Tabs were stomping on top of each other and illegible or spaced so far apart that people with lower resolution monitors would be lucky to see three or four tabs.
So I gave up. Folded like a cheap suit.
For the record, Opera and Firefox looked the same, but Internet Explorer was always the odd man out.
I grabbed a simpler tab-like implementation, which seems to work well in all browsers. The colours are all wrong, but they'll be corrected once I've had a chance to finish off the coding.
The compromise is that the tabs are more button-like than tab-like. I was using margins and borders to create the rounded tab effect originally, but lining up the elements turned into a nightmare. Lining up the borders of the tabs would cause the spacing between the tabs to alter, for no apparent reason. And the behaviour was different in each browser.
I was also committed to not use Java to implement the button/tabs, but only CSS. It's still pure CSS, but a lot simpler CSS.
It shouldn't be this hard.
Back in the early 90s, I was working on military and space projects. The computer language we used was Ada. Ada was a beauty of a language. Strongly typed with near bulletproof semantics, it still is the language for safety critical systems.
But what made Ada such a powerful tool was not the language itself, but the validation facility. The Ada Compiler Validation Capability, or ACVCs, were designed to strike terror into the hearts of compiler writers. Well, maybe not terror, but the ever growing body of static and dynamic test cases had to be properly handled by the Ada compiler in order for an Ada compiler to be labeled compliant. Every year, the ACVCs grew in size, and compilers had to revalidated. The ACVCs covered both verifying that the Ada compiler properly compiled and executed good Ada programs, but also that it rejected programs with errors in them, and with reasonable error messages. Every subtle semantic rule and interaction was exercised by the ACVCs.

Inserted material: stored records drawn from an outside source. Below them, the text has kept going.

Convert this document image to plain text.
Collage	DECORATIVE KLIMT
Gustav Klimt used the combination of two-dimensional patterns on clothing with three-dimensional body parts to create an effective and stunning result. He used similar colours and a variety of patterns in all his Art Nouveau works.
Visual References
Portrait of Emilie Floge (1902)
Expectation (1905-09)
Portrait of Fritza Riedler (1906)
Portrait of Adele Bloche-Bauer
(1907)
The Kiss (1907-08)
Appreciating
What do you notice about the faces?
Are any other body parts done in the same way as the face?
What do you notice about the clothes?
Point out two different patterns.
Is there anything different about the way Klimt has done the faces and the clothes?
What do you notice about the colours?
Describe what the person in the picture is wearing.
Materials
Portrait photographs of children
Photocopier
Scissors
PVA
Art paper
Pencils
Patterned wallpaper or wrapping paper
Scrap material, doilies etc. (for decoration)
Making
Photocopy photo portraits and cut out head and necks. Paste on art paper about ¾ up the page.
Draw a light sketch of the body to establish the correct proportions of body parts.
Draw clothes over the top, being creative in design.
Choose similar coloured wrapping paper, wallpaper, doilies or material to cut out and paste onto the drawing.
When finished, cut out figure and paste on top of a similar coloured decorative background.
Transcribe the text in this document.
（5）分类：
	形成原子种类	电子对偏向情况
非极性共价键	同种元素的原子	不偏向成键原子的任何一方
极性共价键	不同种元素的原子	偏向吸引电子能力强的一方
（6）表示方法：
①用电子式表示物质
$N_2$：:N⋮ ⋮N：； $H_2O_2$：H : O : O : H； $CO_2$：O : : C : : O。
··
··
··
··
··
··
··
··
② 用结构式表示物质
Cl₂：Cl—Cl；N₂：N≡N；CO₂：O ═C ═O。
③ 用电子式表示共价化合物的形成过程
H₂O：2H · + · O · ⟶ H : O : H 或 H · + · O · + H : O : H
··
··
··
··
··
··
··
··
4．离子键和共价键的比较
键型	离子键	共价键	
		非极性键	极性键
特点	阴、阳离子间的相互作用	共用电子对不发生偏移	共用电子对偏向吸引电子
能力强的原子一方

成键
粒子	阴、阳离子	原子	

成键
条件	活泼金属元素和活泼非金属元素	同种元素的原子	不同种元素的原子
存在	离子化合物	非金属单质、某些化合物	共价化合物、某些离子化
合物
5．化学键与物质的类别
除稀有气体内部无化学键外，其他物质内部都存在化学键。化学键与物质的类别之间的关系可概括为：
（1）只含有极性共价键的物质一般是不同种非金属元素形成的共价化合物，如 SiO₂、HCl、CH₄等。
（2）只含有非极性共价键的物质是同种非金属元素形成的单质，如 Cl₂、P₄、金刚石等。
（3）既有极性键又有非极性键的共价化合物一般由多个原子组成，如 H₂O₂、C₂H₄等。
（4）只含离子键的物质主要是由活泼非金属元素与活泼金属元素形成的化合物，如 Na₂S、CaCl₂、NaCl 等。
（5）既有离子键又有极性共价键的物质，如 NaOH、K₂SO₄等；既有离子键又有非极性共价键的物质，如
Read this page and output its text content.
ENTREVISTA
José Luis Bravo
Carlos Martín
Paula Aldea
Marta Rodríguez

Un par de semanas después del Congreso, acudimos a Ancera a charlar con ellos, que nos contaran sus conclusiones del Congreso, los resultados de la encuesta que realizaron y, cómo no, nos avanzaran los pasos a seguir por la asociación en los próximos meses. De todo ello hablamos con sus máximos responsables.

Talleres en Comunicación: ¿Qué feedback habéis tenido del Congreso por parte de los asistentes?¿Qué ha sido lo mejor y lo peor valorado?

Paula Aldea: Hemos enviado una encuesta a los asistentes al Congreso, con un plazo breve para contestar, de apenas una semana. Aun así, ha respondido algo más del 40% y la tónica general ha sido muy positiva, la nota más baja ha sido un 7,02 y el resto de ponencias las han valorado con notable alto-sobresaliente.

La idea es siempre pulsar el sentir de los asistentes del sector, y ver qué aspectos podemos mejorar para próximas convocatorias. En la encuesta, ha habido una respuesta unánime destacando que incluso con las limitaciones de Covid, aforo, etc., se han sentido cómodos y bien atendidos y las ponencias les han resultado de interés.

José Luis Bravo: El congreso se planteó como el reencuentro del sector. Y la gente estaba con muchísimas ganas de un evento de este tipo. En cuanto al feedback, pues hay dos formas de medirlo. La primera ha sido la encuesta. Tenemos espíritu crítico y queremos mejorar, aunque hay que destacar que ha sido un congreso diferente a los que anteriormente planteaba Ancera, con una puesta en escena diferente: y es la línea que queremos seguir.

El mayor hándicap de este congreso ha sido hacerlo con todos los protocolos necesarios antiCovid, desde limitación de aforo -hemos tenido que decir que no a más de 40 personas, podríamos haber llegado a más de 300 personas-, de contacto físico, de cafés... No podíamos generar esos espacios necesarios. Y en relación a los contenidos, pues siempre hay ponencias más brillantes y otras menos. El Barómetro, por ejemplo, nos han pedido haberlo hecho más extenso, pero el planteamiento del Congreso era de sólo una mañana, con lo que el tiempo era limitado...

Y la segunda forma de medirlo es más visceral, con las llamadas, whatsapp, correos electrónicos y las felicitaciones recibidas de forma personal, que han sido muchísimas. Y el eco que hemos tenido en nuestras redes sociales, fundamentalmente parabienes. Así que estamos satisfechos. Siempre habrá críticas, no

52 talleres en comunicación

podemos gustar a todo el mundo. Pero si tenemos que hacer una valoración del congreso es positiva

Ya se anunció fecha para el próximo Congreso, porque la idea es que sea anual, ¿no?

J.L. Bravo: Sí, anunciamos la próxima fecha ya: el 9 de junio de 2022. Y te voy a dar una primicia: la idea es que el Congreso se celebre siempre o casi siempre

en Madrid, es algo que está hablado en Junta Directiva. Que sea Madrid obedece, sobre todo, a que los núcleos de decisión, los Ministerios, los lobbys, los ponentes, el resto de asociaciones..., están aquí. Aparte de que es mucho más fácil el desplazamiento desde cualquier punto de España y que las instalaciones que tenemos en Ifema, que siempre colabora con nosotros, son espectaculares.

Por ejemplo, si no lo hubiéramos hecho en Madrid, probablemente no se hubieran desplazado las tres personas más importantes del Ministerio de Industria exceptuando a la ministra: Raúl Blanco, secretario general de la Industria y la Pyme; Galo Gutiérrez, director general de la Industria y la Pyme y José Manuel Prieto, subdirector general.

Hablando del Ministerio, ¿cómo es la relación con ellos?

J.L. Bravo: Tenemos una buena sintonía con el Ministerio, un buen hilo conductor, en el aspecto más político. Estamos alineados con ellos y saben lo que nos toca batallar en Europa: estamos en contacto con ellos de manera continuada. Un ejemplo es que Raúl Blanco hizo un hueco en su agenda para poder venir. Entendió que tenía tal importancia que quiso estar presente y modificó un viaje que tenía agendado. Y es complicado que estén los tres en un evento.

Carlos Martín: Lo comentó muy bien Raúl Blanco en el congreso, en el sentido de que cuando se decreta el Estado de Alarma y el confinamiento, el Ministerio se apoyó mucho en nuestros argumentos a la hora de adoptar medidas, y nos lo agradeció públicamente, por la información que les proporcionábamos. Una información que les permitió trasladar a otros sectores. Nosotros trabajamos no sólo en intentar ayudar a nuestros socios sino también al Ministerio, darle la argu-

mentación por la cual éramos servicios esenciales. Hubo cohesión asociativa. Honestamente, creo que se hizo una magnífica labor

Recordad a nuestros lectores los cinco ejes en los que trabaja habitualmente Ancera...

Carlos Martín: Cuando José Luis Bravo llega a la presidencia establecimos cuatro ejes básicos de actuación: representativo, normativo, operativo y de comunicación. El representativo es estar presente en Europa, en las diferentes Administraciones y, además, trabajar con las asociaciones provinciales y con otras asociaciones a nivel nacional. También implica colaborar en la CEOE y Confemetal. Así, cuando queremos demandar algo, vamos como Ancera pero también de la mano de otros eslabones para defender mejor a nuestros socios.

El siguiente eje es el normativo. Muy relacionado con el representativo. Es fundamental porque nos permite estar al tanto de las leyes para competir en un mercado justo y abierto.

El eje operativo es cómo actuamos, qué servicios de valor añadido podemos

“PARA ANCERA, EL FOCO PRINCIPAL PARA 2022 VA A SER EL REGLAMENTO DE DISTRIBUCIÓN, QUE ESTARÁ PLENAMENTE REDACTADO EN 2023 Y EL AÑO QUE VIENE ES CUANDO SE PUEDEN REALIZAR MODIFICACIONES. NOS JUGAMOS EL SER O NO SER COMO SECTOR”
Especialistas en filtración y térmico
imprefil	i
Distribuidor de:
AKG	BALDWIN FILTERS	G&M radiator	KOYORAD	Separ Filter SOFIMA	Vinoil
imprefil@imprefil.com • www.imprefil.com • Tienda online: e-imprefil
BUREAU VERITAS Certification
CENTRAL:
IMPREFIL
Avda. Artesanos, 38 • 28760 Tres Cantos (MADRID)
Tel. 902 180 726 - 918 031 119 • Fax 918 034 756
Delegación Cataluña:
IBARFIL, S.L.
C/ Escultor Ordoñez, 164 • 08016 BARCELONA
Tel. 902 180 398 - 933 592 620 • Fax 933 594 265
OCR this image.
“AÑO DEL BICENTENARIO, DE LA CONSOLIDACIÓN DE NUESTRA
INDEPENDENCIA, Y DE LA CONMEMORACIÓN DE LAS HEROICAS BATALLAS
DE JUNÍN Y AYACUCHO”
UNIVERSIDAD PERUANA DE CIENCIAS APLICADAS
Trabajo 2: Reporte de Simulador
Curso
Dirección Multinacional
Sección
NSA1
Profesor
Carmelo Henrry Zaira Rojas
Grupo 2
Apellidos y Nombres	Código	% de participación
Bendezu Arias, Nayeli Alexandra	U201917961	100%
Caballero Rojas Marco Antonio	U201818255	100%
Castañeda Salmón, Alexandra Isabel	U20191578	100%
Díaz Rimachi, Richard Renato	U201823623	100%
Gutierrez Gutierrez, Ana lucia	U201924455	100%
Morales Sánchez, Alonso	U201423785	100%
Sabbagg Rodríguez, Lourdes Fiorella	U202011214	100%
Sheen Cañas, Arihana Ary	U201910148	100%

Why don't we have something like the ACVCs for CSS? Why is it that Internet Explorer (now at version 7), Opera (version 9), and Firefox (version 2) can't agree how to render anything but the most vanilla CSS directives? If we could have a validation capability...but then the ACVCs had the US Department of Defense behind it. I suppose that Microsoft could simply ignore any attempt to create a certification for a browser's ability to handle CSS, since there is no one large consumer of CSS that can insist on it.
Unless of course, Microsoft itself created a CSS validation capability...now there's an idea.
I guess we're stuck with inconsistent implementations of CSS. That's too bad. Too much time and effort is spent on presentation instead of content. I know because I've generated no fresh content in a week. Well, back to real writing. I'll fix the colours on the weekend and put this user interface nonsense on the shelf for a while. Maybe until the next version of IE comes out.